読んでいるとどうしても、「始まりから全てが、結局のところ決まっていた」感が浮かびもする。これは、哲学的な決定論とかでなく、もっとカジュアルな、しかしカジュアルであるからこそ直観的で、扱いに困る。

「初期設定(遺伝)」が全てだったんではなかろうか?

そんな気分。

人は確率や偶然を上手く(直観的に)扱うことができない。「事前の設定(遺伝)」と「その後」とをつなぐ「経路」の分布を考えられない。

別に決定論云々はどうでも良いとはいえる。でも、その「経路」を考える必要はある。

シミュレーションで、その経路を簡易かつ擬似的に描いてみる。

手持ちの金額を10,000円とする。フェアなコインを振り、表が出れば100円を得て、裏が出ると100円を失う。そんなゲームを1,000回やる。で、その試行を100回繰り返す。

フェアなコインの賭けの期待値は0だ。つまり、感覚的には、結果は10,000あたりに集中するだろうと思う。

でも、結果は例えばこんなふうになる:

0721.png

一番上の赤のラインでは手持ちが倍になっている。下の方ではは1/4になってしまっているものもある。これは五分五分の賭けの繰り返しの結果だ。しかしそれは「期待値は0」ということから想像するよりも遥かにバラバラである。(上記は乱数によるシミュレーションなのでやるたびに形状は変わる)。

五分五分でさえ、こうなる。

なら、条件がもっと死ぬほど複雑だった場合、その経路と結果の分布も、死ぬほど複雑になるだろう。すると、その死ぬほど複雑なはずの経路・結果を、遺伝子による初期設定だけで有意味に語ることにも無理があることにもなるだろう。
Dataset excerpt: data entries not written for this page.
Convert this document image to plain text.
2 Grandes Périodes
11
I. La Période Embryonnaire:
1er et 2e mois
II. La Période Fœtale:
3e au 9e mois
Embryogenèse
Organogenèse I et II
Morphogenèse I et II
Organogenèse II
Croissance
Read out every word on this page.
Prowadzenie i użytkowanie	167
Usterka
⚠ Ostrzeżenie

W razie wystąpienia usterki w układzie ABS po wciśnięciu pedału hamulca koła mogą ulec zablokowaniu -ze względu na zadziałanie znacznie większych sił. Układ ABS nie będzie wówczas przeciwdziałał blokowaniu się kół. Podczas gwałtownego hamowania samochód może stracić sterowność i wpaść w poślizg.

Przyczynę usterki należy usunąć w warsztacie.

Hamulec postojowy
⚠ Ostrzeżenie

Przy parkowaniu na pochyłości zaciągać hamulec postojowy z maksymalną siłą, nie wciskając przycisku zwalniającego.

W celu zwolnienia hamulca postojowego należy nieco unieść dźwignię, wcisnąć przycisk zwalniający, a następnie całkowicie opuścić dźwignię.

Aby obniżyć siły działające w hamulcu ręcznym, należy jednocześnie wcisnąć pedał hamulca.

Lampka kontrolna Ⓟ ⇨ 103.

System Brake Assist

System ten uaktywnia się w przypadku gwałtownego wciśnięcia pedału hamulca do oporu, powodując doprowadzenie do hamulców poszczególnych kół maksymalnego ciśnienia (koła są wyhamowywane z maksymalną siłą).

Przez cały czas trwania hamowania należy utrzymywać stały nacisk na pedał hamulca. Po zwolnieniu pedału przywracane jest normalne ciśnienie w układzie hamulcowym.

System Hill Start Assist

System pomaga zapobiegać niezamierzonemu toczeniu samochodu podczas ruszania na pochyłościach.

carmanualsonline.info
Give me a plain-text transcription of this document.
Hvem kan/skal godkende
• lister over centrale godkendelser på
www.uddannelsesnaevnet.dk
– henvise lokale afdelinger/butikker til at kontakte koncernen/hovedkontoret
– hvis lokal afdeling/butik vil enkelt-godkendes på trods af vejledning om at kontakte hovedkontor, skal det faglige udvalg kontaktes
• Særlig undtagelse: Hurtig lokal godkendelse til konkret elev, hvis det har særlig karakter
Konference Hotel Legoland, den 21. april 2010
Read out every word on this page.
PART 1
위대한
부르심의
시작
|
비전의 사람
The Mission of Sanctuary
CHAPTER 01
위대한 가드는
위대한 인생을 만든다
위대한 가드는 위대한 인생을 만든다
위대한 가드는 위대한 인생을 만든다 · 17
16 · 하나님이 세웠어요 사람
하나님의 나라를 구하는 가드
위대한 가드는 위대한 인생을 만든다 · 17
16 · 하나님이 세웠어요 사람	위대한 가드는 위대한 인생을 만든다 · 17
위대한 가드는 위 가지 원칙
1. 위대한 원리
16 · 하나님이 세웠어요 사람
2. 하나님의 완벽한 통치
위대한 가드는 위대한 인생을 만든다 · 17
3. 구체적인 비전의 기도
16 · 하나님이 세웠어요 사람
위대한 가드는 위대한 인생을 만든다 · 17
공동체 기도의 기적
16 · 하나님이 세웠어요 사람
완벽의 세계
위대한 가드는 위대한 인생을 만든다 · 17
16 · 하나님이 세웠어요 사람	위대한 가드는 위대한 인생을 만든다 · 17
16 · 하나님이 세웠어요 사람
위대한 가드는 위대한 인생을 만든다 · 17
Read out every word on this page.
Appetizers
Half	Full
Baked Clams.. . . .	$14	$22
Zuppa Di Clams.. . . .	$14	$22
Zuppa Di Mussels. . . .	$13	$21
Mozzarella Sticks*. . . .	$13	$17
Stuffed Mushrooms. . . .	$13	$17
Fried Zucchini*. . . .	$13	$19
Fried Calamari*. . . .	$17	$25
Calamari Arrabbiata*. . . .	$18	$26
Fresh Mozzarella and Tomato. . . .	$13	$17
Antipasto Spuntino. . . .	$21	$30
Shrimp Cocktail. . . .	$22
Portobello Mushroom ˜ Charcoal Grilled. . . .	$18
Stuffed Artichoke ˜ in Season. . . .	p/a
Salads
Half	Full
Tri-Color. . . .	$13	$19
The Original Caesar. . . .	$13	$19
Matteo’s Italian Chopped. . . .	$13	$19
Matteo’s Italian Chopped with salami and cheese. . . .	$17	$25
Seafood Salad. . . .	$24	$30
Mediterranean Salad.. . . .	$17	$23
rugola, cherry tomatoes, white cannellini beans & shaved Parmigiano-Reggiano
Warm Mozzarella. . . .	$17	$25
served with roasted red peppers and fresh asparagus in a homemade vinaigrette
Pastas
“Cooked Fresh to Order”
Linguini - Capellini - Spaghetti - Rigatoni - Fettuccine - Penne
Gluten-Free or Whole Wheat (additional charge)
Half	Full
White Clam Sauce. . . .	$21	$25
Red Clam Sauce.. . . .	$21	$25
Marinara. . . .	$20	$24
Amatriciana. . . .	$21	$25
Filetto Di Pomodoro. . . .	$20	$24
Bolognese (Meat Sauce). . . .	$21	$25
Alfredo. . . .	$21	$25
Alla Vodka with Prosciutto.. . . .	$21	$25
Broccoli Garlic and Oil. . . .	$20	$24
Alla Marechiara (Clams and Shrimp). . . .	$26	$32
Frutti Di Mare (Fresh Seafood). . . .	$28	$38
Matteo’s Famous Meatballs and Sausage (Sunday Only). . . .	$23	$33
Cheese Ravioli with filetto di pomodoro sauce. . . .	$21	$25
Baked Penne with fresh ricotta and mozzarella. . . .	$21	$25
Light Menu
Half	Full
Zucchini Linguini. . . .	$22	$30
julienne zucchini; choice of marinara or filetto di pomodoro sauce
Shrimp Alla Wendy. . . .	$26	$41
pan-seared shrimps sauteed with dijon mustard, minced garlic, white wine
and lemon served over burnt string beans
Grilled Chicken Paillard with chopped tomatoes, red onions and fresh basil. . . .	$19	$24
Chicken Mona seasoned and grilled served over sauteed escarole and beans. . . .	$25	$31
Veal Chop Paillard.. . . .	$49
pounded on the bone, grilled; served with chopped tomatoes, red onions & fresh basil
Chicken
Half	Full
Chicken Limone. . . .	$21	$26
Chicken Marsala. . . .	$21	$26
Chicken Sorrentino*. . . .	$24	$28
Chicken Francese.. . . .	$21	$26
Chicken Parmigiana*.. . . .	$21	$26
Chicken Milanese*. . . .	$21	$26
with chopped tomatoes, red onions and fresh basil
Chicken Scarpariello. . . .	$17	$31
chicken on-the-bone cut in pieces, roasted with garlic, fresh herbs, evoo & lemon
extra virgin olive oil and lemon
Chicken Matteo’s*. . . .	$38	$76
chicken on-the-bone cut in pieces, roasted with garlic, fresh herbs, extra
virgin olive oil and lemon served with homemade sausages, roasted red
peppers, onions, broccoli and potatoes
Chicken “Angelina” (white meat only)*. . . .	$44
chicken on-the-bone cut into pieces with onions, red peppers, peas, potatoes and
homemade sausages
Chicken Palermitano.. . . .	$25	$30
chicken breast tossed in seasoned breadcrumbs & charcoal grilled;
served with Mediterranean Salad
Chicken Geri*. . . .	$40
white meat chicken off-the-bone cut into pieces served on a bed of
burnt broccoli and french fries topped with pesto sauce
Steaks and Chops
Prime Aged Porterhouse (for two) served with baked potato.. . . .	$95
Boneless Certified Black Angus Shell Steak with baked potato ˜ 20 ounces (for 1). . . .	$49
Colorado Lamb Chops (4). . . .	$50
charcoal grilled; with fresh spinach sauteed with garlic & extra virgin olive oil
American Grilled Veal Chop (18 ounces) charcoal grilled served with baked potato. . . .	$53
これが、「初期設定(遺伝)」が全てだったんではなかろうか? という気分に対して、解毒的にとりあえず考えられること。


でも、試行(現実・人生)は一度きり。

0721.png

  • 無数の試行の経路とその結果

という観点から見ると、初期設定だけで全てが語り得るというのにはムリがある。

でも、

  • 一回きりの試行の経路とその結果

という観点から見ると、初期設定だけで全てが語りうるように見えてしまう。どうあれ振り返れば始まりからの一本道なのだし、わたしはこのわたししかおらず、現実もこの現実しかない。